A prática de oferecer acesso a determinados produtos ou serviços on-line sem a cobrança pela conexão representa uma ameaça à neutralidade da rede, pelo menos é o que pensa Tim Berners-Lee, o inventor da web. A prática tem se tornado bastante popular entre as operadoras, inclusive no Brasil, com a oferta de acesso ao Facebook ou ao Twitter gratuitamente.
“Manter a neutralidade da rede é crítico para o futuro da web e o futuro dos direitos humanos, inovação e progresso”, afirmou Berners-Lee, em blog da Comissão Europeia. “Claro, não se trata apenas de bloquear ou estrangular. Também é sobre parar com a ‘discriminação positiva’, quando um operador de internet favorece um serviço em particular em detrimento de outro. (…) Em efeito, eles podem se tornar os guardas do portão, capazes de selecionar os vitoriosos e perdedores no mercado e favorecer os próprios sites, serviços e plataformas”.
O posicionamento do pesquisador surge em momento delicado da neutralidade da rede. O tema está em pauta na Comissão Federal de Comunicações dos EUA (FCC, na sigla em inglês) e ainda causa polêmica no parlamento europeu.
Segundo o “Wall Street Journal”, a proposta a ser apresentada pela FCC na próxima quinta-feira terá uma defesa firme da neutralidade, com as operadoras sendo reguladas como utilidade pública. Na Europa, uma proposta que defende a neutralidade da rede — mas não abrange a “discriminação positiva” — aprovada em abril último, retornou à mesa de negociações antes da aprovação final.
“Algumas companhias e governos argumentam que deveríamos acabar com o princípio da neutralidade da rede. Até agora, nós convivemos bem sem leis explícitas protegendo a neutralidade, mas com a evolução da internet, a situação mudou”, afirmou Berners-Lee. “Se nós quisermos manter e melhorar a internet como um motor de crescimento, nós devemos garantir que operadoras não possam bloquear, estrangular ou restringir conteúdos e serviços de seus usuários on-line, seja por motivações comerciais ou políticas”.
A última edição do relatório Web Index, 74% dos 86 países questionados não possuem legislações protegendo a neutralidade da rede. O Brasil está junto com a minoria, entretanto, apesar da aprovação do Marco Civil da Internet, com garantia explicita da neutralidade da rede, ainda falta regulamentar as exceções.
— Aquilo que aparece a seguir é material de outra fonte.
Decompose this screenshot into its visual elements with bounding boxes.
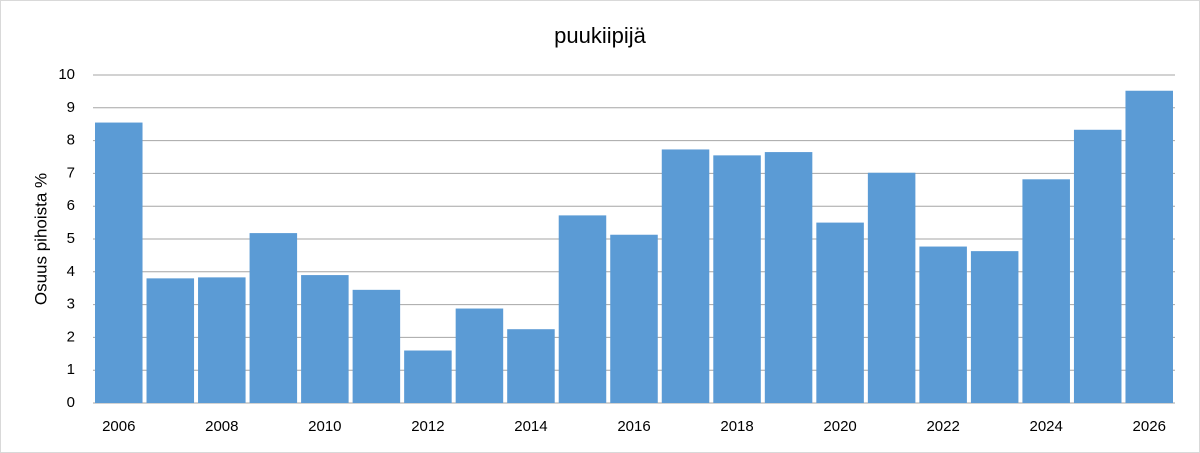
bar <box>507 329 555 403</box>
bar <box>146 278 195 403</box>
x-tick-label: 2006 <box>102 418 135 435</box>
bar <box>1073 129 1122 403</box>
chart-title: puukiipijä <box>554 23 646 48</box>
bar <box>249 233 298 403</box>
x-tick-label: 2020 <box>823 418 856 435</box>
y-tick-label: 6 <box>67 197 75 214</box>
x-tick-label: 2026 <box>1133 418 1166 435</box>
bar <box>301 275 349 403</box>
x-tick-label: 2022 <box>926 418 959 435</box>
x-tick-label: 2008 <box>205 418 238 435</box>
bar <box>198 277 246 403</box>
x-tick-label: 2010 <box>308 418 341 435</box>
bar <box>404 350 452 403</box>
y-tick-label: 0 <box>67 394 75 411</box>
y-tick-label: 7 <box>67 164 75 181</box>
y-tick-label: 9 <box>67 99 75 116</box>
bar <box>816 222 864 403</box>
x-tick-label: 2016 <box>617 418 650 435</box>
bar <box>764 152 813 403</box>
y-tick-label: 1 <box>67 361 75 378</box>
bar <box>610 234 658 403</box>
y-tick-label: 2 <box>67 328 75 345</box>
bar <box>713 155 761 403</box>
x-tick-label: 2012 <box>411 418 444 435</box>
bar <box>970 251 1019 403</box>
y-tick-label: 4 <box>67 263 75 280</box>
bar <box>558 215 607 403</box>
y-tick-label: 8 <box>67 132 75 149</box>
y-tick-label: 3 <box>67 296 75 313</box>
y-tick-label: 5 <box>67 230 75 247</box>
x-tick-label: 2024 <box>1030 418 1063 435</box>
bar <box>867 172 916 403</box>
bar <box>919 246 967 403</box>
bar <box>455 308 504 403</box>
bar <box>352 289 401 403</box>
x-tick-label: 2014 <box>514 418 547 435</box>
bar <box>661 149 710 403</box>
x-tick-label: 2018 <box>720 418 753 435</box>
y-axis-label: Osuus pihoista % <box>31 173 50 305</box>
bar <box>95 122 143 403</box>
bar <box>1022 179 1070 403</box>
bar <box>1125 90 1173 403</box>
y-tick-label: 10 <box>58 66 75 83</box>
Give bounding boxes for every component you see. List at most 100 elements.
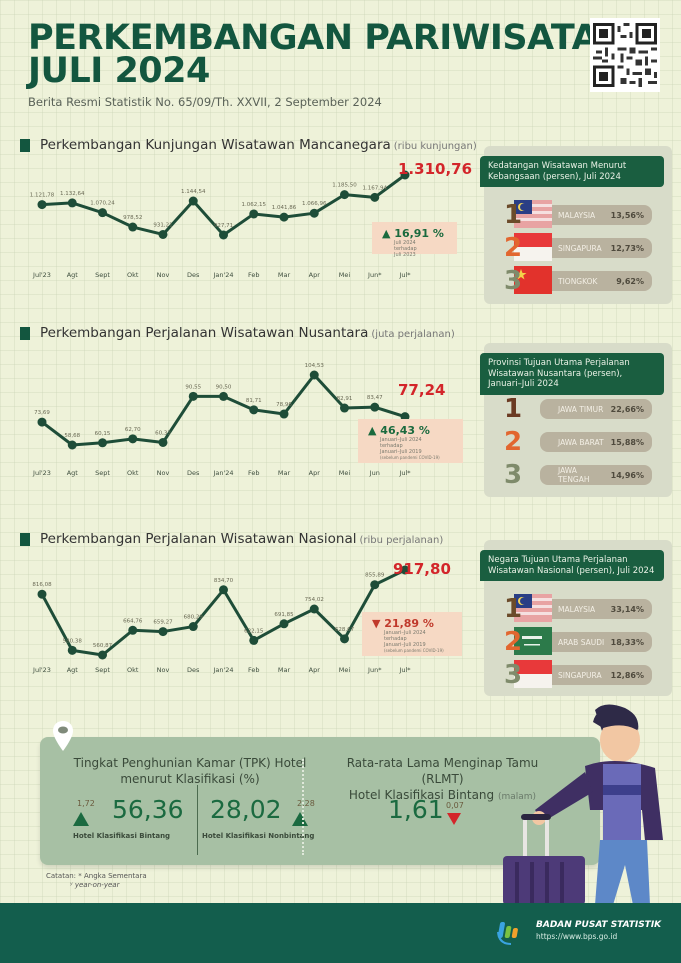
x-axis-label: Jul* [398,666,411,674]
data-label: 834,70 [214,578,234,584]
data-point [37,589,47,599]
x-axis-label: Apr [309,666,321,674]
data-point [158,437,168,447]
nonbintang-tpk-value: 28,02 [210,795,282,824]
x-axis-label: Nov [157,469,170,477]
rank-number: 3 [503,660,523,690]
data-point [128,625,138,635]
change-caption: Januari–Juli 2019 [380,449,422,455]
data-label: 81,71 [246,398,262,404]
qr-code-icon [593,23,657,87]
provinsi-panel-heading: Provinsi Tujuan Utama Perjalanan Wisataw… [480,353,664,395]
x-axis-label: Jul'23 [32,666,51,674]
data-point [98,208,107,218]
nonbintang-change: 2,28 [297,799,315,808]
change-caption: Januari–Juli 2024 [384,630,426,636]
data-point [400,170,410,180]
x-axis-label: Agt [67,666,79,674]
wisman-chart: 1.121,78 Jul'23 1.132,64 Agt 1.070,24 Sept 978… [30,155,480,295]
wisnus-line-chart: 73,69 Jul'23 58,68 Agt 60,15 Sept 62,70 Okt 60,3… [32,363,411,477]
data-label: 1.070,24 [90,201,115,207]
data-point [370,580,380,590]
country-pct: 13,56% [610,210,644,220]
data-point [370,402,380,412]
rank-row: 3 JAWA TENGAH 14,96% [500,460,652,490]
x-axis-label: Sept [95,666,110,674]
data-label: 1.066,96 [302,201,327,207]
rank-number: 2 [503,627,523,657]
nonbintang-label: Hotel Klasifikasi Nonbintang [202,832,315,840]
province-pct: 22,66% [610,404,644,414]
x-axis-label: Feb [248,271,260,279]
data-point [67,645,77,655]
qr-code[interactable] [590,18,660,92]
bintang-change: 1,72 [77,799,95,808]
x-axis-label: Mei [339,271,351,279]
rank-number: 1 [503,394,523,424]
data-point [249,405,259,415]
x-axis-label: Jul'23 [32,469,51,477]
data-label: 104,53 [305,363,325,369]
traveler-illustration [503,704,663,905]
rank-pill: JAWA TENGAH 14,96% [540,465,652,485]
province-name: JAWA BARAT [558,437,604,447]
data-point [279,619,289,629]
x-axis-label: Apr [309,271,321,279]
wisnas-chart: 816,08 Jul'23 580,38 Agt 560,87 Sept 664,76 Okt… [30,550,480,690]
x-axis-label: Jul* [398,469,411,477]
wisnas-line-chart: 816,08 Jul'23 580,38 Agt 560,87 Sept 664,76 Okt… [32,565,411,674]
rank-row: 2 ARAB SAUDI 18,33% [500,627,652,657]
location-pin-icon [53,721,73,751]
data-point [400,412,410,422]
x-axis-label: Sept [95,271,110,279]
title-line-1: PERKEMBANGAN PARIWISATA [28,18,599,58]
rank-pill: JAWA BARAT 15,88% [540,432,652,452]
country-name: SINGAPURA [558,243,602,253]
data-label: 1.167,94 [363,185,388,191]
x-axis-label: Des [187,271,200,279]
change-caption: terhadap [380,443,403,449]
rlmt-title: Rata-rata Lama Menginap Tamu (RLMT) Hote… [340,755,545,805]
change-caption: Januari–Juli 2019 [384,642,426,648]
wisnus-chart: 73,69 Jul'23 58,68 Agt 60,15 Sept 62,70 Okt 60,3… [30,345,480,490]
divider [197,785,198,855]
change-caption: Januari–Juli 2024 [380,437,422,443]
kebangsaan-panel: Kedatangan Wisatawan Menurut Kebangsaan … [480,146,672,304]
wisnas-change-box: ▼ 21,89 % Januari–Juli 2024 terhadap Jan… [362,612,462,656]
x-axis-label: Okt [127,271,139,279]
data-label: 855,89 [365,573,385,579]
bps-logo-icon[interactable] [495,918,529,948]
data-point [309,370,319,380]
malaysia-flag-icon [514,594,552,622]
wisnas-highlight-value: 917,80 [393,560,451,578]
data-label: 1.144,54 [181,189,206,195]
province-pct: 14,96% [610,470,644,480]
data-label: 78,96 [276,402,292,408]
wisnus-highlight-value: 77,24 [398,381,446,399]
bintang-label: Hotel Klasifikasi Bintang [73,832,171,840]
data-label: 90,50 [216,384,232,390]
negara-panel-heading: Negara Tujuan Utama Perjalanan Wisatawan… [480,550,664,581]
bps-url-link[interactable]: https://www.bps.go.id [536,932,618,941]
data-point [98,650,107,660]
x-axis-label: Mei [339,469,351,477]
bps-org-name: BADAN PUSAT STATISTIK [536,920,662,930]
data-point [67,198,77,208]
data-point [249,635,259,645]
data-point [309,604,319,614]
data-point [309,208,319,218]
data-point [279,212,289,222]
footnote-line: Catatan: * Angka Sementara [46,872,147,880]
rank-row: 1 MALAYSIA 33,14% [500,594,652,624]
tpk-title: Tingkat Penghunian Kamar (TPK) Hotel men… [70,755,310,787]
singapore-flag-icon [514,233,552,261]
data-point [219,585,228,595]
data-label: 628,67 [335,627,355,633]
country-name: TIONGKOK [558,276,598,286]
footer [0,903,681,963]
data-point [340,190,349,200]
rank-row: 3 SINGAPURA 12,86% [500,660,652,690]
wisnus-title: Perkembangan Perjalanan Wisatawan Nusant… [40,325,369,341]
country-name: MALAYSIA [558,210,596,220]
x-axis-label: Nov [157,666,170,674]
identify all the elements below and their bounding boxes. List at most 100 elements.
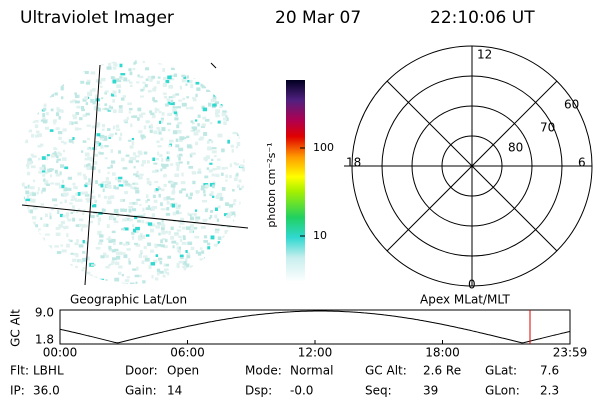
pixel: [166, 156, 170, 160]
pixel: [201, 250, 205, 254]
pixel: [202, 60, 207, 63]
info-value: LBHL: [33, 364, 64, 378]
pixel: [221, 250, 224, 255]
pixel: [90, 214, 95, 219]
pixel: [178, 99, 183, 102]
pixel: [86, 147, 90, 151]
pixel: [213, 94, 217, 98]
pixel: [210, 191, 214, 196]
pixel: [44, 78, 49, 82]
pixel: [93, 146, 97, 150]
pixel: [170, 183, 176, 188]
pixel: [227, 139, 230, 144]
pixel: [110, 160, 116, 164]
pixel: [137, 117, 140, 121]
pixel: [194, 68, 197, 73]
pixel: [220, 104, 223, 107]
pixel: [175, 113, 179, 117]
pixel: [26, 249, 30, 254]
pixel: [21, 268, 23, 272]
pixel: [141, 135, 146, 139]
pixel: [142, 234, 146, 238]
pixel: [113, 62, 117, 66]
pixel: [172, 109, 177, 113]
pixel: [160, 202, 163, 207]
pixel: [132, 67, 136, 71]
clock-label: 18: [346, 156, 361, 170]
pixel: [99, 278, 104, 282]
pixel: [138, 253, 142, 258]
pixel: [167, 112, 173, 116]
pixel: [55, 112, 60, 117]
pixel: [57, 271, 63, 276]
pixel: [145, 120, 151, 123]
pixel: [176, 106, 181, 109]
pixel: [208, 217, 211, 220]
pixel: [190, 213, 194, 216]
pixel: [152, 97, 155, 101]
pixel: [228, 267, 232, 271]
pixel: [160, 168, 163, 172]
pixel: [173, 282, 177, 284]
pixel: [224, 230, 230, 234]
pixel: [124, 283, 129, 284]
pixel: [230, 284, 232, 287]
pixel: [128, 68, 132, 72]
pixel: [208, 139, 212, 142]
pixel: [35, 120, 39, 123]
pixel: [223, 249, 226, 253]
pixel: [99, 85, 103, 88]
pixel: [197, 64, 201, 67]
pixel: [88, 178, 91, 183]
pixel: [242, 167, 245, 172]
pixel: [44, 171, 48, 174]
pixel: [28, 246, 32, 251]
pixel: [168, 96, 174, 99]
pixel: [75, 192, 78, 196]
pixel: [134, 155, 140, 158]
pixel: [60, 140, 65, 144]
pixel: [161, 112, 165, 116]
pixel: [156, 268, 161, 272]
pixel: [43, 178, 46, 182]
pixel: [60, 85, 63, 89]
pixel: [199, 281, 203, 284]
pixel: [97, 151, 101, 154]
pixel: [41, 170, 46, 173]
pixel: [239, 105, 244, 109]
pixel: [114, 277, 120, 282]
pixel: [58, 116, 61, 120]
pixel: [197, 123, 200, 127]
pixel: [233, 219, 238, 224]
pixel: [126, 248, 131, 251]
pixel: [188, 196, 192, 200]
pixel: [164, 163, 169, 167]
pixel: [123, 227, 129, 231]
pixel: [147, 242, 152, 246]
pixel: [171, 240, 177, 244]
pixel: [162, 92, 167, 95]
pixel: [111, 172, 116, 176]
pixel: [58, 77, 63, 81]
pixel: [93, 99, 97, 103]
pixel: [25, 198, 31, 201]
pixel: [154, 107, 158, 111]
pixel: [207, 242, 211, 246]
pixel: [122, 167, 128, 170]
pixel: [214, 214, 218, 219]
pixel: [186, 75, 189, 79]
pixel: [147, 75, 151, 79]
pixel: [102, 107, 105, 111]
pixel: [186, 275, 190, 279]
pixel: [209, 162, 213, 165]
pixel: [232, 202, 236, 206]
pixel: [185, 83, 188, 86]
pixel: [167, 101, 171, 105]
pixel: [112, 77, 116, 81]
pixel: [137, 74, 140, 78]
pixel: [56, 108, 61, 113]
colorbar: [286, 80, 305, 282]
pixel: [238, 281, 243, 284]
pixel: [43, 270, 48, 273]
pixel: [238, 228, 243, 232]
Consulta pública no Brasil
Desde o último dia 28, o Ministério da Justiça realiza consulta pública para debater o tema. O prazo para a coleta de sugestões é de 30 dias e qualquer cidadão pode participar pelo portal participacao.mj.gov.br. A questão da “discriminação positiva” é central no debate. Apesar de o Marco Civil proteger a neutralidade, algumas operadoras oferecem acesso gratuito ao Twitter e ao Facebook.
A neutralidade da rede é o princípio pelo qual todo o tráfego é tratado de forma isonômica na internet. Operadoras pleiteiam o direito de cobrar preços diferentes, dependendo do uso da rede. Elas querem, por exemplo, cobrar taxas de serviços como o Netflix e YouTube, para que a velocidade de entrega dos vídeos seja boa. Na outra ponta, querem diferenciar os consumidores, com a possibilidade de diferentes pacotes dependendo do tipo de uso. Por exemplo, quem usa a web só para acessar e-mails pagaria menos, ou, como na “discriminação positiva”, alguns serviços poderiam ser gratuitos.
Os defensores da neutralidade, entre eles Tim Berners-Lee, afirmam que a proposta das operadoras pode barrar a inovação e criar barreiras à difusão de conteúdo. Com o poder de bloquear ou estrangular o fluxo de informações, as operadoras poderiam prejudicar um concorrente de um serviço próprio, como as ligações VoIP e aplicativos de troca de mensagem, que ameaçam o faturamento com telefonia.
“Como inventor da World Wide Web, as pessoas sempre me perguntam: o que vem pela frente? Qual será o futuro na web? A verdade é que eu não sei. Por que? Quando eu fiz o design da web, eu deliberadamente a construí como um espaço neutro, criativo e colaborativo”, disse Berners-Lee. “Minha visão era que qualquer pessoa, de qualquer lugar do mundo, pudesse compartilhar conhecimento e ideias sem ter que comprar um licença ou pedir permissão a mim ou a algum CEO, governo ou comitê. Hoje, porém, um elemento chave para a abertura da web está sob ameaça”.